What data can be put into an RRD?
You name it, it will probably fit as long as it is some sort of time-series data. This means you have to be able to measure some value at several points in time and provide this information to RRDtool. If you can do this, RRDtool will be able to store it. The values must be numerical but don’t have to be integers…
This is good for debugging something that crashes and you want to know what happened just before.
Redis
Redis
is adept at heavy write-transactions, so time series stuff works.
You can just run it without setting up your special dedicated server.
Convenient for things that are just big enough to fit in your
memory but you need to process the crap out of them fast.
Easy set up, built-in lua interpreter, fashionable enough for wide support.
These last two have met all my needs. Inevitably, when trying to find a solution to a problem I got recommendations for many more which I list below in the hope that someone else might need them. I do not.
InfluxDB
Influxdb
is a database designed to query time-series live,
by current time, relative age and so on.
The sort of thing designed to run the kind of elaborate real time situation
visualisation that evil overlords have in holographic displays in their lairs.
Comes with free count aggregation and lite visualisations.
Haven’t used it, just noting it here, will return if I need a dashboard of
malevolence for my headquarters.
Haven’t used it.
Druid
druid
, as used by airbnb, is “a high-performance, column-oriented,
distributed data store” that claims to be good at events also.
Prometheus
Prometheus is an open-source systems monitoring and alerting toolkit originally built at SoundCloud. […] Prometheus’s main features are:
- a multi-dimensional data model with time series data identified by metric name and key/value pairs
- PromQL, a flexible query language to leverage this dimensionality
- no reliance on distributed storage; single server nodes are autonomous
- time series collection happens via a pull model over HTTP
- pushing time series is supported via an intermediary gateway
- targets are discovered via service discovery or static configuration
- multiple modes of graphing and dashboarding support
Haven’t used it.
Heroic
Heroic
, by Spotify
Heroic is our in-house time series database. We built it to address the challenges we were facing with near real-time data collection and presentation at scale. At the core are two key pieces of technology are Cassandra, and Elasticsearch. Cassandra acts as the primary means of storage with Elasticsearch being used to index all data. We currently operate over 200 Cassandra nodes in several clusters across the world serving over 50 million distinct time series.
Good onya. I have not used it.
RethinkDB
rethinkdb
is a database which does push instead
of being polled. Recently
open-sourced, eminent pedigree, haven’t used it.
Materialize
Meterialize by materialize.io:
Materialize is a streaming database for real-time applications.

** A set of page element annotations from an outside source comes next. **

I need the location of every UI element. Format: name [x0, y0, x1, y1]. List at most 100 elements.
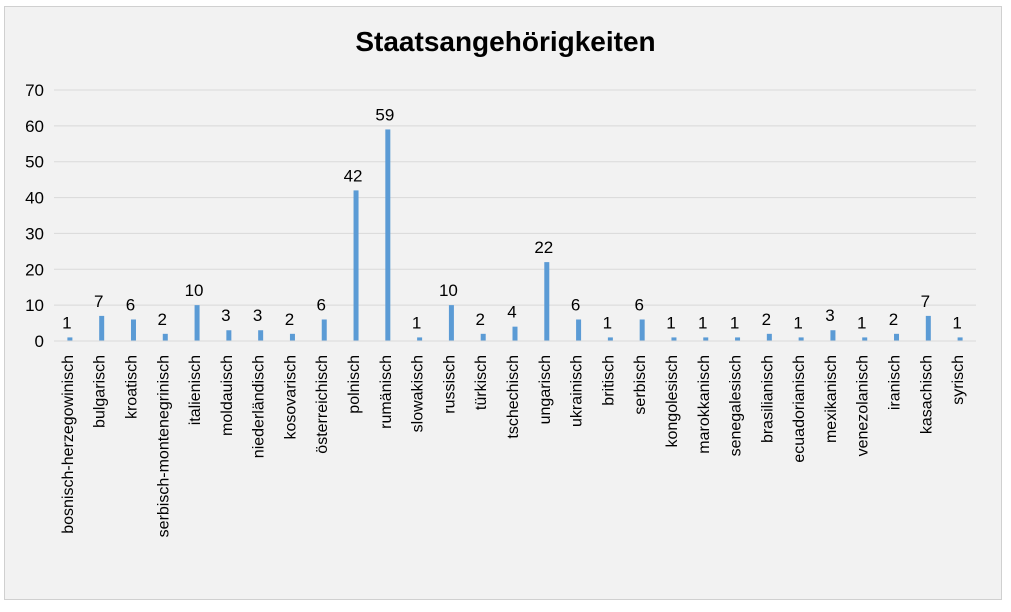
y-tick-label: 50	[25, 153, 44, 172]
x-tick-label: iranisch	[887, 355, 904, 410]
bars	[67, 129, 963, 341]
data-label: 42	[344, 166, 363, 185]
bar	[67, 337, 73, 341]
gridlines	[54, 89, 976, 306]
data-label: 7	[94, 292, 103, 311]
x-tick-label: britisch	[600, 355, 617, 406]
data-label: 3	[253, 306, 262, 325]
x-tick-label: italienisch	[187, 355, 204, 425]
x-tick-label: rumänisch	[378, 355, 395, 429]
x-tick-label: österreichisch	[314, 355, 331, 454]
y-tick-label: 0	[35, 332, 44, 351]
x-axis-tick-labels: bosnisch-herzegowinisch bulgarisch kroatis…	[60, 355, 967, 537]
data-label: 22	[534, 238, 553, 257]
bar	[448, 305, 454, 341]
y-tick-label: 30	[25, 224, 44, 243]
data-label: 6	[126, 295, 135, 314]
data-label: 1	[666, 313, 675, 332]
data-label: 1	[793, 313, 802, 332]
chart-area	[4, 6, 1002, 600]
data-label: 2	[285, 310, 294, 329]
bar	[735, 337, 741, 341]
x-tick-label: türkisch	[473, 355, 490, 410]
x-tick-label: senegalesisch	[728, 355, 745, 456]
bar	[480, 333, 486, 341]
x-tick-label: kosovarisch	[282, 355, 299, 439]
data-label: 6	[634, 295, 643, 314]
data-label: 1	[857, 313, 866, 332]
x-tick-label: kasachisch	[918, 355, 935, 434]
x-tick-label: syrisch	[950, 355, 967, 405]
bar	[194, 305, 200, 341]
bar	[321, 319, 327, 341]
data-label: 10	[439, 281, 458, 300]
data-label: 3	[221, 306, 230, 325]
x-tick-label: slowakisch	[410, 355, 427, 432]
data-label: 3	[825, 306, 834, 325]
y-tick-label: 10	[25, 296, 44, 315]
bar	[607, 337, 613, 341]
bar	[226, 330, 232, 341]
bar	[130, 319, 136, 341]
data-label: 7	[921, 292, 930, 311]
bar	[353, 190, 359, 341]
bar	[894, 333, 900, 341]
x-tick-label: ukrainisch	[569, 355, 586, 427]
data-label: 2	[889, 310, 898, 329]
bar	[258, 330, 264, 341]
x-tick-label: niederländisch	[251, 355, 268, 458]
y-axis-tick-labels: 0 10 20 30 40 50 60 70	[25, 81, 44, 351]
bar	[162, 333, 168, 341]
x-tick-label: bulgarisch	[92, 355, 109, 428]
x-tick-label: kongolesisch	[664, 355, 681, 448]
data-label: 2	[158, 310, 167, 329]
data-label: 1	[603, 313, 612, 332]
x-tick-label: kroatisch	[123, 355, 140, 419]
bar	[798, 337, 804, 341]
bar	[639, 319, 645, 341]
data-label: 6	[571, 295, 580, 314]
x-tick-label: moldauisch	[219, 355, 236, 436]
bar	[957, 337, 963, 341]
bar	[99, 315, 105, 341]
x-tick-label: venezolanisch	[855, 355, 872, 456]
data-label: 1	[62, 313, 71, 332]
bar	[417, 337, 423, 341]
bar	[766, 333, 772, 341]
data-label: 1	[412, 313, 421, 332]
bar	[385, 129, 391, 341]
data-label: 2	[762, 310, 771, 329]
bar	[576, 319, 582, 341]
data-label: 1	[698, 313, 707, 332]
data-label: 59	[375, 105, 394, 124]
bar	[925, 315, 931, 341]
bar	[830, 330, 836, 341]
bar	[544, 262, 550, 341]
x-tick-label: serbisch	[632, 355, 649, 415]
x-tick-label: polnisch	[346, 355, 363, 414]
x-tick-label: tschechisch	[505, 355, 522, 439]
y-tick-label: 70	[25, 81, 44, 100]
data-label: 2	[475, 310, 484, 329]
bar	[289, 333, 295, 341]
data-label: 10	[185, 281, 204, 300]
x-tick-label: brasilianisch	[759, 355, 776, 443]
x-tick-label: ecuadorianisch	[791, 355, 808, 463]
x-tick-label: marokkanisch	[696, 355, 713, 454]
bar	[703, 337, 709, 341]
y-tick-label: 40	[25, 189, 44, 208]
data-label: 4	[507, 303, 516, 322]
x-tick-label: ungarisch	[537, 355, 554, 424]
x-tick-label: serbisch-montenegrinisch	[155, 355, 172, 537]
data-label: 6	[317, 295, 326, 314]
bar	[862, 337, 868, 341]
bar	[671, 337, 677, 341]
y-tick-label: 60	[25, 117, 44, 136]
x-tick-label: russisch	[441, 355, 458, 414]
bar	[512, 326, 518, 341]
data-label: 1	[952, 313, 961, 332]
y-tick-label: 20	[25, 260, 44, 279]
data-label: 1	[730, 313, 739, 332]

Materialize lets you ask questions of your live data, which it answers and then maintains for you as your data continue to change. The moment you need a refreshed answer, you can get it in milliseconds. Materialize is designed to help you interactively explore your streaming data, perform data warehousing analytics against live relational data, or just increase the freshness and reduce the load of your dashboard and monitoring tasks.
Materialize focuses on providing correct and consistent answers with minimal latency. It does not ask you to accept either approximate answers or eventual consistency. Whenever Materialize answers a query, that answer is the correct result on some specific (and recent) version of your data. Materialize does all of this by recasting your SQL92 queries as dataflows, which can react efficiently to changes in your data as they happen. Materialize is powered by timely dataflow, which connects the times at which your inputs change with the times of answers reported back to you.